Saturday, 2006 March 25

So far this year I've watched 32 movies and two of the best ones have been so-called family entertainment, National Velvet and Wallace & Gromit: The Curse of the Were-Rabbit. I watched Finding Nemo, too, and while I enjoyed it, I found myself wondering, what is it with Disney and killing the main character's mother? I'm not sure I'd want my child to watch Bambi. National Velvet and Wallace & Gromit are much better. That early Technicolor process creates a look that's like painting come to life. Lassie is another good one.

Today I watched Tetsujin 28-go, last year's live-action movie of a much loved Japanese comic book and cartoon known here as Gigantor. The special effects were very good but the movie was surprisingly subdued. The robots look great but they mostly stand in one place and take very slow punches at each other. Is this what the original was like? I haven't seen it, but I suspect it had more action.

I wish there had been more action in Tsui Hark's The Chinese Feast, which I watched a few days ago. I'd seen it when it came out, in 1995, no doubt at the Music Palace, but I didn't remember it. The cooking scenes are great but there are too few of them. Tsui Hark was apparently aiming at a mish-mash of Wong Kar Wai, Iron Chef and a typical Hong Kong New Year's comedy film. It made me sad to see Leslie Cheung, who has the lead role. I don't think I've seen one of his movies since he committed suicide a couple of years ago.

Red Peony Gambler 2: Gambler's Obligation is not as good as the first movie in the series. Director Norifumi Suzuki seems always to have trouble concentrating on plot and pacing and will go ambling after one exploitation element after another, as if they were wills-o'-the-wisp. Tai Kato, whose work I usually enjoy, made the third movie in the series, so I'm looking forward to that. What was the plot of this one? Oh, yeah, something about gangsters wanting to take over small businesses.

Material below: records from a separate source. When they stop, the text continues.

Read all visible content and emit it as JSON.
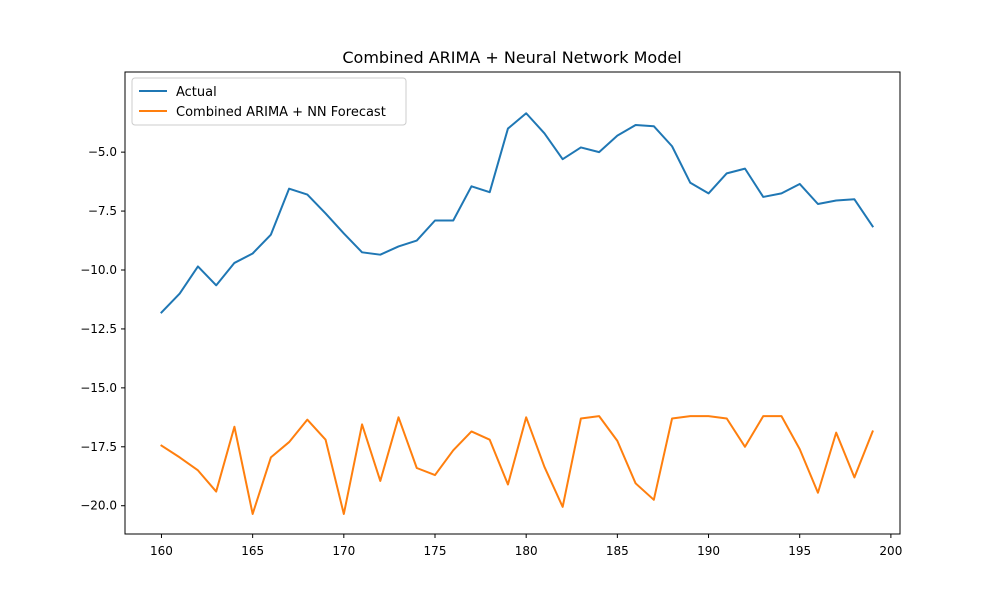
{
  "chart_data": {
    "type": "line",
    "title": "Combined ARIMA + Neural Network Model",
    "xlabel": "",
    "ylabel": "",
    "xlim": [
      158,
      200.5
    ],
    "ylim": [
      -21.2,
      -1.6
    ],
    "x_ticks": [
      160,
      165,
      170,
      175,
      180,
      185,
      190,
      195,
      200
    ],
    "y_ticks": [
      -20.0,
      -17.5,
      -15.0,
      -12.5,
      -10.0,
      -7.5,
      -5.0
    ],
    "x_tick_labels": [
      "160",
      "165",
      "170",
      "175",
      "180",
      "185",
      "190",
      "195",
      "200"
    ],
    "y_tick_labels": [
      "−20.0",
      "−17.5",
      "−15.0",
      "−12.5",
      "−10.0",
      "−7.5",
      "−5.0"
    ],
    "grid": false,
    "legend_position": "upper-left",
    "x": [
      160,
      161,
      162,
      163,
      164,
      165,
      166,
      167,
      168,
      169,
      170,
      171,
      172,
      173,
      174,
      175,
      176,
      177,
      178,
      179,
      180,
      181,
      182,
      183,
      184,
      185,
      186,
      187,
      188,
      189,
      190,
      191,
      192,
      193,
      194,
      195,
      196,
      197,
      198,
      199
    ],
    "series": [
      {
        "name": "Actual",
        "color": "#1f77b4",
        "values": [
          -11.8,
          -11.0,
          -9.85,
          -10.65,
          -9.7,
          -9.3,
          -8.5,
          -6.55,
          -6.8,
          -7.6,
          -8.45,
          -9.25,
          -9.35,
          -9.0,
          -8.75,
          -7.9,
          -7.9,
          -6.45,
          -6.7,
          -4.0,
          -3.35,
          -4.2,
          -5.3,
          -4.8,
          -5.0,
          -4.3,
          -3.85,
          -3.9,
          -4.75,
          -6.3,
          -6.75,
          -5.9,
          -5.7,
          -6.9,
          -6.75,
          -6.35,
          -7.2,
          -7.05,
          -7.0,
          -8.15
        ]
      },
      {
        "name": "Combined ARIMA + NN Forecast",
        "color": "#ff7f0e",
        "values": [
          -17.45,
          -17.95,
          -18.5,
          -19.4,
          -16.65,
          -20.35,
          -17.95,
          -17.3,
          -16.35,
          -17.2,
          -20.35,
          -16.55,
          -18.95,
          -16.25,
          -18.4,
          -18.7,
          -17.65,
          -16.85,
          -17.2,
          -19.1,
          -16.25,
          -18.35,
          -20.05,
          -16.3,
          -16.2,
          -17.25,
          -19.05,
          -19.75,
          -16.3,
          -16.2,
          -16.2,
          -16.3,
          -17.5,
          -16.2,
          -16.2,
          -17.6,
          -19.45,
          -16.9,
          -18.8,
          -16.85
        ]
      }
    ]
  }
}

The well regarded 1952 film, directed by Anthony Asquith, of The Importance of Being Earnest was as good as I'd expected and contained a surprising bonus. While watching it I realized that Oscar Wilde's play must join the list of literary allusions in Alice Munro's short story "Wenlock Edge", published in The New Yorker a few months ago. I think this story is both very diffferent from most of her work and one of her best. You can read it here.

A quick word of advice to people making movies out of plays. Don't "open up" the play by contriving to photograph all sorts of exteriors and movements which we wouldn't have seen on stage. At the least, this usually throws the scale out of proportion. Asquith's film of Earnest only has two brief instances of this but one of them is quite detrimental, ruining a character's surprise entrance for the sake of some lame humor.